Judge Himel took one year to prepare her decision and released it in September 2010. In her 131-page decision, she noted that she had examined 25,000 pages of material encased in 88 volumes. So this was not a whimsical ruling by a lower court judge. She pointed out what her decision was not about. It was not about the good and bad of prostitution, or even what prostitution was. It was also not about whether prostitution was illegal. It was not. The decision was about whether three provisions in the Criminal Code were constitutional. With that in mind, she went into a great deal of detail about what might make laws unconstitutional. Finally, she put her decision into context. She distinguished what her role was and what Parliament’s role was, and put it squarely to our political leaders that they had some work to do.
She analyzed the evidence given by the witnesses, particularly the experts. She analyzed the affidavits and transcripts of the cross-examinations of dozens of expert witnesses. In addition, she analyzed, in the context of this case, what Parliamentary committees and working groups and other committees had published prior to this case. She commented extensively on the experience of other countries in dealing with prostitution, thereby answering squarely most of the comments on this topic made subsequently by those who had not read the decision. And finally, she commented at great length on what other judges had to say about the arguments used by our side and by our opponents. According to learned commentators, she was writing as much for higher courts as anyone else.

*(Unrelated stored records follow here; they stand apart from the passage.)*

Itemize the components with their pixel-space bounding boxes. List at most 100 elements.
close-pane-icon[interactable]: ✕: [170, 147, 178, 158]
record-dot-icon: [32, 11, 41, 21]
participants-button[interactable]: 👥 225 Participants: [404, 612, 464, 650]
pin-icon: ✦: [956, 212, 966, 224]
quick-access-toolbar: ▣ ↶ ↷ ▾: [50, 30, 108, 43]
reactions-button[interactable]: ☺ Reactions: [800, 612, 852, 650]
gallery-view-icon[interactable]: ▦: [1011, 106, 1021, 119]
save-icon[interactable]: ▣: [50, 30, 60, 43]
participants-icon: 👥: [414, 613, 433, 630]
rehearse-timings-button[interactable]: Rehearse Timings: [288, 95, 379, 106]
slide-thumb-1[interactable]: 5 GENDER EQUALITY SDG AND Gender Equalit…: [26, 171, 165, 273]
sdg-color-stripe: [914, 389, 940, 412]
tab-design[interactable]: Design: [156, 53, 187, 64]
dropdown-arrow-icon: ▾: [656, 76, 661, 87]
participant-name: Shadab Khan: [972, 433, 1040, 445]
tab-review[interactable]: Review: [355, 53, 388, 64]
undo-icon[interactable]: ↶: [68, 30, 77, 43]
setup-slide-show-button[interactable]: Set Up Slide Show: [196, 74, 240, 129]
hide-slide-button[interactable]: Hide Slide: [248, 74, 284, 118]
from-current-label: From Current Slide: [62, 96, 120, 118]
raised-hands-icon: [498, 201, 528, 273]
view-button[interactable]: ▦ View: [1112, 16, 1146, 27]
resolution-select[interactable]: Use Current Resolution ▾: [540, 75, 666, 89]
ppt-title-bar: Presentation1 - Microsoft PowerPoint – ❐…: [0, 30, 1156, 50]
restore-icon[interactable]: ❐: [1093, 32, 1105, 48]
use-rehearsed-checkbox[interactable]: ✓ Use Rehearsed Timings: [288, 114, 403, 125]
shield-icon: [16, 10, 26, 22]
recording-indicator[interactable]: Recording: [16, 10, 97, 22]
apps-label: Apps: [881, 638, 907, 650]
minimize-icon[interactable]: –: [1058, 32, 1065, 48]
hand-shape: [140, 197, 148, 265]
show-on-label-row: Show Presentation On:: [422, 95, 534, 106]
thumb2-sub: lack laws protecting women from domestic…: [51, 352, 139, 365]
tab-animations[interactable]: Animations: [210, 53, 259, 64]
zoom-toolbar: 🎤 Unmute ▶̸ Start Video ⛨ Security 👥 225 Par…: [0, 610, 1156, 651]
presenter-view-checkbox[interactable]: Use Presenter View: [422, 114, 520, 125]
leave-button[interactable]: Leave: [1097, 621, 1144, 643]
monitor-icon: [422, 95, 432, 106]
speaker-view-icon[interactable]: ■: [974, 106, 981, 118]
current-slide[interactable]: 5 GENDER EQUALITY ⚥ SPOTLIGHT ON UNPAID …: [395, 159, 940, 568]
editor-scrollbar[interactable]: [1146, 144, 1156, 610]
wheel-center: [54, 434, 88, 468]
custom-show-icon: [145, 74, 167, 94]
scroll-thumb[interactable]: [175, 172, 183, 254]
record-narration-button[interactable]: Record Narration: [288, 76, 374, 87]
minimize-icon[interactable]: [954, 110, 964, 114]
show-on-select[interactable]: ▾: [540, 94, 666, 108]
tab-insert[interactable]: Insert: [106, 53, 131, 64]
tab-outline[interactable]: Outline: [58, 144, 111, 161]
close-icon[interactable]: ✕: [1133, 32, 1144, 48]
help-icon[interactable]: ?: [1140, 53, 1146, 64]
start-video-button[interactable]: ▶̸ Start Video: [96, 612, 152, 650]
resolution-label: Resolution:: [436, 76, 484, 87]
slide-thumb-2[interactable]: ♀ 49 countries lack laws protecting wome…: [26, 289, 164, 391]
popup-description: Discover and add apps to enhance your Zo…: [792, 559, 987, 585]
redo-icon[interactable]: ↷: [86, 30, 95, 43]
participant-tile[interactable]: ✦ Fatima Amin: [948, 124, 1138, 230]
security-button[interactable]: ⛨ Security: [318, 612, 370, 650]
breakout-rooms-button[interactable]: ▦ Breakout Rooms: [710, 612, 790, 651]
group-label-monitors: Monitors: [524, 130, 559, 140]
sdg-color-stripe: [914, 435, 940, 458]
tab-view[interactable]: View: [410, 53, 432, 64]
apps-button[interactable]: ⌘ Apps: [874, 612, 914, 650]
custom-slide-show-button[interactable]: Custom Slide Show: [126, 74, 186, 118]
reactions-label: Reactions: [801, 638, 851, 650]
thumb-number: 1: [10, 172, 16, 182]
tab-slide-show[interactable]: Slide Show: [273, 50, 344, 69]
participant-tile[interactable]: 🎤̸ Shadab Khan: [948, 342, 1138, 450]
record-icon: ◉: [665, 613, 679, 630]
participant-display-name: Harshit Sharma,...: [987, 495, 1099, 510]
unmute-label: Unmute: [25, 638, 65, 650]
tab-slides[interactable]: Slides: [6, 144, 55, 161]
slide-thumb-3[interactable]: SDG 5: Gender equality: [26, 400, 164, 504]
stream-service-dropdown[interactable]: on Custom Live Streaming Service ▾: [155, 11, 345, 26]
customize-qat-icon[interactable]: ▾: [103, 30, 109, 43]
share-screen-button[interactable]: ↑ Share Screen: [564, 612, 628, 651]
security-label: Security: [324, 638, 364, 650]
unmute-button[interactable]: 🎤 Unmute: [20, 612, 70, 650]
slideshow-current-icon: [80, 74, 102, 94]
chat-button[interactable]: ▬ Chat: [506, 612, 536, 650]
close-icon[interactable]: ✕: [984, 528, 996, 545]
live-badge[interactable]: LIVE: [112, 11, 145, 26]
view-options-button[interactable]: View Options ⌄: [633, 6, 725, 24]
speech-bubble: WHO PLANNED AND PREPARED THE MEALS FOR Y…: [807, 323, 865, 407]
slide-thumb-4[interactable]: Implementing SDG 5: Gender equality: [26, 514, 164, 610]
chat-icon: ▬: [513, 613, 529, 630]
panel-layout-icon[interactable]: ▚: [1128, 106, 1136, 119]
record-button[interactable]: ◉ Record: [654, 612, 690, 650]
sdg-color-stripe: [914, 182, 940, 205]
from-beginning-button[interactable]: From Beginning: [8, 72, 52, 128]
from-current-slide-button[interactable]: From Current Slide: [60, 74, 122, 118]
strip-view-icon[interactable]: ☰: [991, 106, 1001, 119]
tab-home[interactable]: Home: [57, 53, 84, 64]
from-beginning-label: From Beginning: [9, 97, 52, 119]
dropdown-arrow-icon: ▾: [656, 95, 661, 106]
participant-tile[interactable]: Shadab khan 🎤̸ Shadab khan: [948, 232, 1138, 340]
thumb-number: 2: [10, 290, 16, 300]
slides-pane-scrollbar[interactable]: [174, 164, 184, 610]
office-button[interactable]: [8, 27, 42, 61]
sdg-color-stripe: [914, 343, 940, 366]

She found that our application was right. The laws against communicating for the purposes of prostitution, living off the avails of prostitution, and keeping a common bawdy house were unconstitutional for a number of reasons. For one thing, they did not achieve their objectives but in fact worked in the opposite direction. She agreed that the laws prevented prostitutes from protecting themselves, and that the laws protected the perpetrators of violence against women more than they inhibited such violence. She agreed that indoor prostitution was safer than street prostitution. She agreed that the current prostitution laws were only minimally enforced. She agreed that the laws were too broad, leading to unelected officials distinguishing right from wrong. She agreed that striking down the laws would not lead to a dramatic increase in prostitution. She pointed out that numerous other laws are already on the books to combat the worst aspects of the sex trade. She went to great length to point out that Alan was right to say that the Crown’s witnesses were advocates more than experts, and that the Crown was often off point in arguing against our application. She further noted that the arguments against the application were also more rhetorical than relevant.

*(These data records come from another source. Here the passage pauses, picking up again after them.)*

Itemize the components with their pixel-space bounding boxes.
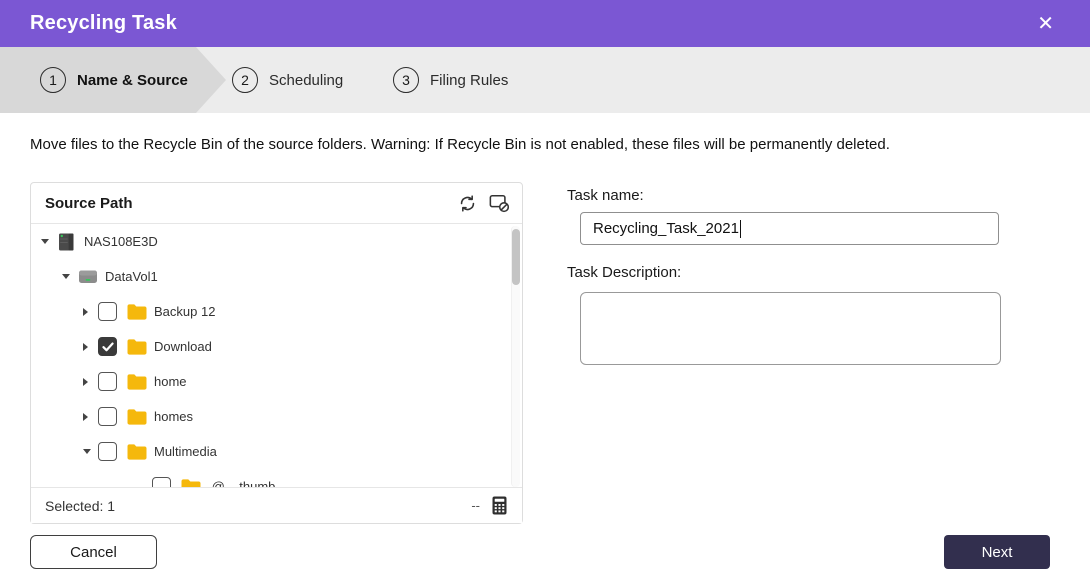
folder-icon <box>126 337 148 357</box>
folder-icon <box>126 372 148 392</box>
nas-icon <box>56 232 78 252</box>
tree-label: home <box>154 374 187 389</box>
tree-scrollbar-thumb[interactable] <box>512 229 520 285</box>
tree-label: Backup 12 <box>154 304 215 319</box>
expander-icon[interactable] <box>41 239 56 244</box>
source-path-title: Source Path <box>45 195 133 212</box>
step-number-badge: 2 <box>232 67 258 93</box>
step-number-badge: 1 <box>40 67 66 93</box>
deselect-all-icon[interactable] <box>488 192 510 214</box>
dialog-header: Recycling Task ✕ <box>0 0 1090 47</box>
source-path-footer: Selected: 1 -- <box>31 487 522 523</box>
step-label: Filing Rules <box>430 72 508 89</box>
step-label: Scheduling <box>269 72 343 89</box>
tree-row[interactable]: DataVol1 <box>31 259 522 294</box>
expander-icon[interactable] <box>83 449 98 454</box>
expander-icon[interactable] <box>83 378 98 386</box>
folder-icon <box>126 338 148 356</box>
checkbox[interactable] <box>98 337 117 356</box>
dialog-title: Recycling Task <box>30 12 177 35</box>
task-name-label: Task name: <box>567 187 644 204</box>
folder-icon <box>126 373 148 391</box>
expander-icon[interactable] <box>83 343 98 351</box>
close-icon[interactable]: ✕ <box>1031 10 1060 38</box>
tree-label: Download <box>154 339 212 354</box>
checkbox[interactable] <box>98 442 117 461</box>
tree-label: Multimedia <box>154 444 217 459</box>
task-name-input[interactable]: Recycling_Task_2021 <box>580 212 999 245</box>
expander-icon[interactable] <box>62 274 77 279</box>
expander-icon[interactable] <box>83 413 98 421</box>
folder-icon <box>126 302 148 322</box>
tab-name-and-source[interactable]: 1 Name & Source <box>40 47 188 113</box>
calculated-size-value: -- <box>471 498 480 513</box>
volume-icon <box>77 268 99 285</box>
tree-row[interactable]: Download <box>31 329 522 364</box>
folder-icon <box>126 443 148 461</box>
tree-label: DataVol1 <box>105 269 158 284</box>
expander-icon[interactable] <box>83 308 98 316</box>
tree-row[interactable]: Backup 12 <box>31 294 522 329</box>
task-name-value: Recycling_Task_2021 <box>593 220 739 237</box>
step-number-badge: 3 <box>393 67 419 93</box>
wizard-stepbar: 1 Name & Source 2 Scheduling 3 Filing Ru… <box>0 47 1090 113</box>
nas-device-icon <box>56 232 76 252</box>
tree-row[interactable]: homes <box>31 399 522 434</box>
folder-icon <box>126 303 148 321</box>
folder-icon <box>126 408 148 426</box>
calculator-icon[interactable] <box>488 495 510 517</box>
warning-text: Move files to the Recycle Bin of the sou… <box>30 136 890 153</box>
tree-row[interactable]: .@__thumb <box>31 469 522 489</box>
recycling-task-dialog: Recycling Task ✕ 1 Name & Source 2 Sched… <box>0 0 1090 587</box>
volume-icon <box>77 267 99 287</box>
next-button[interactable]: Next <box>944 535 1050 569</box>
source-path-panel: Source Path <box>30 182 523 524</box>
tree-row[interactable]: home <box>31 364 522 399</box>
checkbox[interactable] <box>98 407 117 426</box>
task-description-label: Task Description: <box>567 264 681 281</box>
checkbox[interactable] <box>98 302 117 321</box>
task-description-input[interactable] <box>580 292 1001 365</box>
cancel-button[interactable]: Cancel <box>30 535 157 569</box>
source-tree: NAS108E3D DataVol1 Backup 12 Download ho… <box>31 224 522 489</box>
folder-icon <box>126 407 148 427</box>
tab-filing-rules[interactable]: 3 Filing Rules <box>393 47 508 113</box>
source-path-header: Source Path <box>31 183 522 224</box>
folder-icon <box>126 442 148 462</box>
selected-count: Selected: 1 <box>45 498 115 514</box>
text-cursor <box>740 220 742 238</box>
checkbox[interactable] <box>98 372 117 391</box>
tab-scheduling[interactable]: 2 Scheduling <box>232 47 343 113</box>
tree-label: homes <box>154 409 193 424</box>
tree-label: NAS108E3D <box>84 234 158 249</box>
refresh-icon[interactable] <box>456 192 478 214</box>
tree-row[interactable]: Multimedia <box>31 434 522 469</box>
tree-row[interactable]: NAS108E3D <box>31 224 522 259</box>
step-label: Name & Source <box>77 72 188 89</box>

Going forward, the decision will have implications. It was a binding recognition of sex workers’ rights and of human rights generally in Canada. It proved the weakness, if not inability, of laws against prostitution to protect sex workers. The decision also court tested evidence of the effects of laws in other countries and dispelled the myths that the so-called Nordic Model is good policy or that legalization of the sex trade is detrimental.